Rupert's son, Lachlan, when boss of Channel Ten, was confident he would secure the 2013-17 NRL free-to-air rights but was beaten by the Nine/Fox Sports consortium which paid $1.025 billion in last minute furious negotiations where News Limited was forced to surrender its first and last rights hold over the game, effective to 2027.
It was a costly loss for News who had spent over a billion dollars fighting a three-year Super League war to win the first and last rights to 2022 and had them extended to 2027 as a condition of its exit from the NRL when the ARLC was formed under Grant.
It helped cost News Ltd's then chief executive, Kim Williams, his job but, ironically, he has re-appeared as an AFL commissioner where he was publicly thanked by AFL chief executive Gillon McLachlan for his role in negotiating Tuesday's announced $2.508 billion six-year broadcasting deal with News Corporation, Seven West Media and Telstra.
Enmities are put aside in business and rugby league when the parties re-enter the same tent, as we found when Wayne Bennett convinced Lachlan he should return to coach the Broncos, despite the master coach's oft expressed view he was "off" with News.
Ditto a smiling Seven Media boss Kerry Stokes, who bitterly challenged News Ltd in court over its alleged role in the closure of C7, yet joined with Rupert at Tuesday's AFL press conference.
The ARLC will be hoping the next two years will see a similar tempering of relations with News Corporation in order to sell the remaining four NRL games per week to Fox Sports for a fee which brings the total value of the 2018-22 rights to $2 billion.
It is unlikely it will reach the AFL's $2.508 billion, even allowing for the fact this deal is for six years, not five and the AFL has an additional game - nine compared to the NRL's eight - to sell.
Murdoch's executives were so embittered over being blindsided by the Nine/NRL deal, they resolved to do a joint free-to-air/pay TV AFL deal, with Foxtel paying an amount which more than doubles the $625m they currently pay.

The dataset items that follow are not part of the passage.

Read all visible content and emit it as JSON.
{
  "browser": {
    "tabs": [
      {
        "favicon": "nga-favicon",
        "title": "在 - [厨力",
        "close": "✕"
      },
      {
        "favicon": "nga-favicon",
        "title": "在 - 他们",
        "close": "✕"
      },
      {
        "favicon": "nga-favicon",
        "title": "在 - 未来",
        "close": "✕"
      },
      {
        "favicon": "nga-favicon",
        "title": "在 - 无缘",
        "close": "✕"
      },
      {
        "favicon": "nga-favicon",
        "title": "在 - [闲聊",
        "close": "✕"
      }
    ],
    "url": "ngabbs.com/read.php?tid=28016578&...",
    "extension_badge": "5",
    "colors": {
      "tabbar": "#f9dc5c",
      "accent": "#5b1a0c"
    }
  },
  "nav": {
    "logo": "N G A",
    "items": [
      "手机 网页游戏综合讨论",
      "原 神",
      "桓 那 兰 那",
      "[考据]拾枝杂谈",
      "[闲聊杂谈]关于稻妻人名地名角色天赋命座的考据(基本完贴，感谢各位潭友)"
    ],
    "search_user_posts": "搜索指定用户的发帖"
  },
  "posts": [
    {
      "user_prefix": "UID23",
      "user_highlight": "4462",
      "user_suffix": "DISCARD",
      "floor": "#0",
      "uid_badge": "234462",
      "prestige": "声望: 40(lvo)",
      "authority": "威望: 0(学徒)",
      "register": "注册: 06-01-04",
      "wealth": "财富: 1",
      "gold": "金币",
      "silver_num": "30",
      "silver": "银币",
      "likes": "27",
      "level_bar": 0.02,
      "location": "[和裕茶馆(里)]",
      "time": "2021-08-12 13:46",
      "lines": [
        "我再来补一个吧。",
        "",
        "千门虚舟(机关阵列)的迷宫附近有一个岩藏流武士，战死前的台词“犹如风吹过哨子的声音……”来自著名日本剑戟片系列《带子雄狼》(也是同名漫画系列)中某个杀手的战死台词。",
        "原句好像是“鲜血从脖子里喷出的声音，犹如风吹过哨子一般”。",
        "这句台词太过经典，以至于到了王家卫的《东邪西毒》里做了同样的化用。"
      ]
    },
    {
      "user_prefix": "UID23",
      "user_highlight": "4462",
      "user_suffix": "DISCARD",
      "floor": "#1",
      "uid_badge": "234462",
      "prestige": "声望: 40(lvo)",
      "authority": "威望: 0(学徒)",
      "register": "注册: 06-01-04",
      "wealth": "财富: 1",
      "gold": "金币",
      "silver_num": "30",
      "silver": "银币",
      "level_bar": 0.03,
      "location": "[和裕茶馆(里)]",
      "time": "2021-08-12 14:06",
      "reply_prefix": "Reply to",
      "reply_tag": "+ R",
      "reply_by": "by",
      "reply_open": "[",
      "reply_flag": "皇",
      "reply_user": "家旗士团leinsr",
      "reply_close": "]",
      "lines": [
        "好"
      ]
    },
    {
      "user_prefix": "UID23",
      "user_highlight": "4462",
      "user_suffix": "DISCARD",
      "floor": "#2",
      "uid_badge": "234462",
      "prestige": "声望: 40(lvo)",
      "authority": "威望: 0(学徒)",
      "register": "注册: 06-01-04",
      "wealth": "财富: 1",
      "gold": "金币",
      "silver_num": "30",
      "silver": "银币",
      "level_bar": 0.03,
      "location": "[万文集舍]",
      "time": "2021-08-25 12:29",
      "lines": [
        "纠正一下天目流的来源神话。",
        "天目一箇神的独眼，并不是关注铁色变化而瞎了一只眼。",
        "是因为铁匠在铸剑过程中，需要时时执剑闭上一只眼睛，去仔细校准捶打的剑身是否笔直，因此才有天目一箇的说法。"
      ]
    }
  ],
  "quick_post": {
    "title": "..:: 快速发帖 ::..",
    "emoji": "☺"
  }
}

The total rights deal is an amount they calculate Grant and Smith cannot equal.
This was reflected at Tuesday's press conference where Murdoch senior said "we have always preferred Aussie Rules", despite fighting a war to half own rugby league and maintaining its 67 per cent control of the NRL's premier club, the Brisbane Broncos.
It is likely News Corporation's Australian mastheads, particularly Brisbane's Courier Mail, will join an aggressive push to promote AFL, with chief executive Robert Thomson, repeating his vow at Tuesday's AFL press conference to "see its (AFL's) reach extended particularly in NSW and Queensland."
Hell hath no fury like a media mogul scorned, with the ARLC blindside tackle gifting the code's main rival $500m.
Nevertheless, the ARL commissioners are confident Fox Sports will be forced to do a deal, even though the courteous Delany is no longer talking to them.
Fox Sports needs NSW and Queensland to maintain its subscription base and faces massive churn if it loses NRL.
Newcastle and the Hunter Valley entrenched rugby league territory - are equal in population to Adelaide and Perth combined.
The ARLC is determined to reach more households via its expanded free-to-air cover of four games a week, while the AFL is headed in the opposite direction with 3.5 of its nine games on Seven.
Smith also has a further two years to do a deal, while the AFL had to get theirs finalised, with the existing contract concluding at the end of 2016.
Media technology is developing rapidly and there are alternatives if Fox Sports does not take up an offer of eight live NRL games per week, with four simulcast with Nine.
Furthermore, the ARLC is committed to controlling its own games schedule and will seek a subscription partnership which guarantees this.
And Smith knows that wherever people watch sport, in their loungeroom, a crowded bar, a mobile phone or a tablet, he has a game to sell which confines all the action to a box shaped screen.